Disclosure of Invention
The invention aims to provide a method for learning characteristics on a curve based on cyclic convolution aiming at the defects of the prior art, and the learned characteristics are used for deforming the curve. The invention performs object segmentation based on a curve deformation method.
According to a first aspect of the present invention, there is provided a method for learning features on a curve based on cyclic convolution, comprising:
1. generation of image features: and giving a picture to be subjected to object segmentation, processing the picture by using a deep neural network, and extracting picture features. The picture features are similar to pictures and are a tensor matrix. The resolution of the picture features is determined according to the input picture and the neural network. The extraction of picture features can use most existing deep neural networks.
2. Construction of features on the curves: a closed curve is given on the image, and the curve consists of N nodes. Based on the picture features, a feature vector can be constructed for each node.

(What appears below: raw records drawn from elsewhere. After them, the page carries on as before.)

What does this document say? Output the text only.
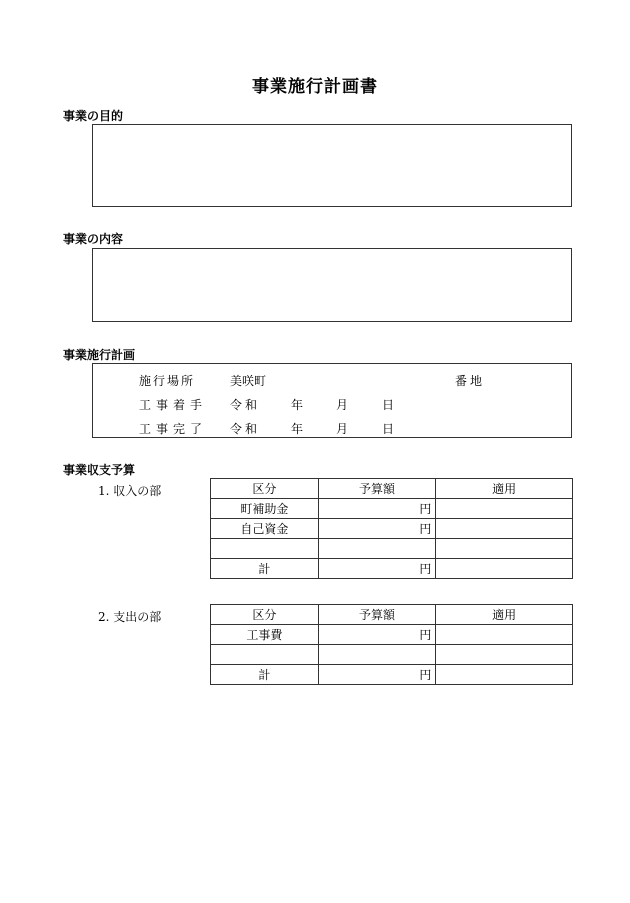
事業施行計画書
事業の目的
事業の内容
事業施行計画
施行場所	美咲町	番地
工事着手 令和	年	月	日
工事完了 令和	年	月	日
事業収支予算
1. 収入の部	区分	予算額	適用
町補助金	円	
自己資金	円	

計	円	
2. 支出の部	区分	予算額	適用
工事費	円	

計	円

3. A cyclic convolution-based feature learning method on a curve comprises the following steps: in graph theory, a closed curve is a cyclic graph. In the cyclic graph, N nodes form a closed chain, each node having a degree of 2, i.e., each node is an end point of two edges. When the curve is not closed, the feature vector on the curve is a one-dimensional discrete signal, and can be subjected to one-dimensional convolution with a one-dimensional convolution kernel, so that signal processing is realized. When the curve is closed, the feature vector on the curve is a periodic one-dimensional discrete signal. In this case, the one-dimensional convolution on such a periodic sequence of feature vectors is called a cyclic convolution.
4. Cyclic convolution based neural networks: the standard one-dimensional convolution uses a one-dimensional convolution kernel to perform convolution with a one-dimensional discrete signal, and the cyclic convolution uses a one-dimensional convolution kernel to perform convolution with a one-dimensional periodic discrete signal. Therefore, the circular convolution can be used for forming a neural network layer like one-dimensional convolution, and the neural network layer is embedded into a common deep neural network for feature extraction.

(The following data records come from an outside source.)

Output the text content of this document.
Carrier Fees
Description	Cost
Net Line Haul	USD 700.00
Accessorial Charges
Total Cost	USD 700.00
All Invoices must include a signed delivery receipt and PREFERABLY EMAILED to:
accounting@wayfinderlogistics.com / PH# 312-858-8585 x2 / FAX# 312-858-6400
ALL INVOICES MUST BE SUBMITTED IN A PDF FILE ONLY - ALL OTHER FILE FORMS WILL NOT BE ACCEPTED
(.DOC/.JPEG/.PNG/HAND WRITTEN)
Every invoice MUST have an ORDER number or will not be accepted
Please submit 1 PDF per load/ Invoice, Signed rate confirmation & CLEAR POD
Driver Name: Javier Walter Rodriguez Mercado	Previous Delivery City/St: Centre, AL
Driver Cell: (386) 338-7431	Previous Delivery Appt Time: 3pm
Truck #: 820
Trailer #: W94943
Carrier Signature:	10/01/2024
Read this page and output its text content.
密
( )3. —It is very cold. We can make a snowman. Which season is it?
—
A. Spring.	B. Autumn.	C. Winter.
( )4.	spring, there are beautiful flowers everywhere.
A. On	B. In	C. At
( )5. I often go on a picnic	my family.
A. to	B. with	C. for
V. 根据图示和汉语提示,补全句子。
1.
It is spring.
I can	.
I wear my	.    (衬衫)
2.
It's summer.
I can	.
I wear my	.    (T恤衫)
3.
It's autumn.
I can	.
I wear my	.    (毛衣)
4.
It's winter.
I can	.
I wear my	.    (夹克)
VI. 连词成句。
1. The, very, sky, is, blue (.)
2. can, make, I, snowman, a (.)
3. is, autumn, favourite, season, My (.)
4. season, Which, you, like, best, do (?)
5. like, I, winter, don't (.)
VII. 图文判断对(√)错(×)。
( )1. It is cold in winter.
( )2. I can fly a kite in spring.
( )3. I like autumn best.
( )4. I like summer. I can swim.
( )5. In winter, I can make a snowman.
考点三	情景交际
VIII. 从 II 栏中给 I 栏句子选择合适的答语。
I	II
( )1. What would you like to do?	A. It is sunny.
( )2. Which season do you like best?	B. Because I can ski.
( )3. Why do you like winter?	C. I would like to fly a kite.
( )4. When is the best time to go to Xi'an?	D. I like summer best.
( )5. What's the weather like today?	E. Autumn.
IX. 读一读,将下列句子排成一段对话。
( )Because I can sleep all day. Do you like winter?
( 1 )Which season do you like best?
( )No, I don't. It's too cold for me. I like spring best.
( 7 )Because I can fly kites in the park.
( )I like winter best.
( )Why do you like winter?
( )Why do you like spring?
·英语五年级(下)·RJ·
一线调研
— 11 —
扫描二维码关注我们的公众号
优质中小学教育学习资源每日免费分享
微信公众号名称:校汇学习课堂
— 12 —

According to a second aspect of the present finding, there is provided a curve deformation method comprising:
1. and (3) offset prediction: and (3) giving a picture and a closed curve, and performing feature learning on the curve provided by the invention. After feature learning, each node now has a feature vector of high-level semantic information. An offset can be predicted at each curve node using a regressor commonly used for deep learning, such as a multi-layer perceptron or 1 × 1 convolution. This offset represents the offset from the current node coordinates to the target node coordinates. In object segmentation, the target curve is the object contour, and the offset is from the curve node to the object edge point.
2. And (3) deformation of the curve: and after the offset is predicted by each node, adding the offset to the coordinates of each node, updating the coordinates of the nodes of the curve, and realizing the deformation of the curve.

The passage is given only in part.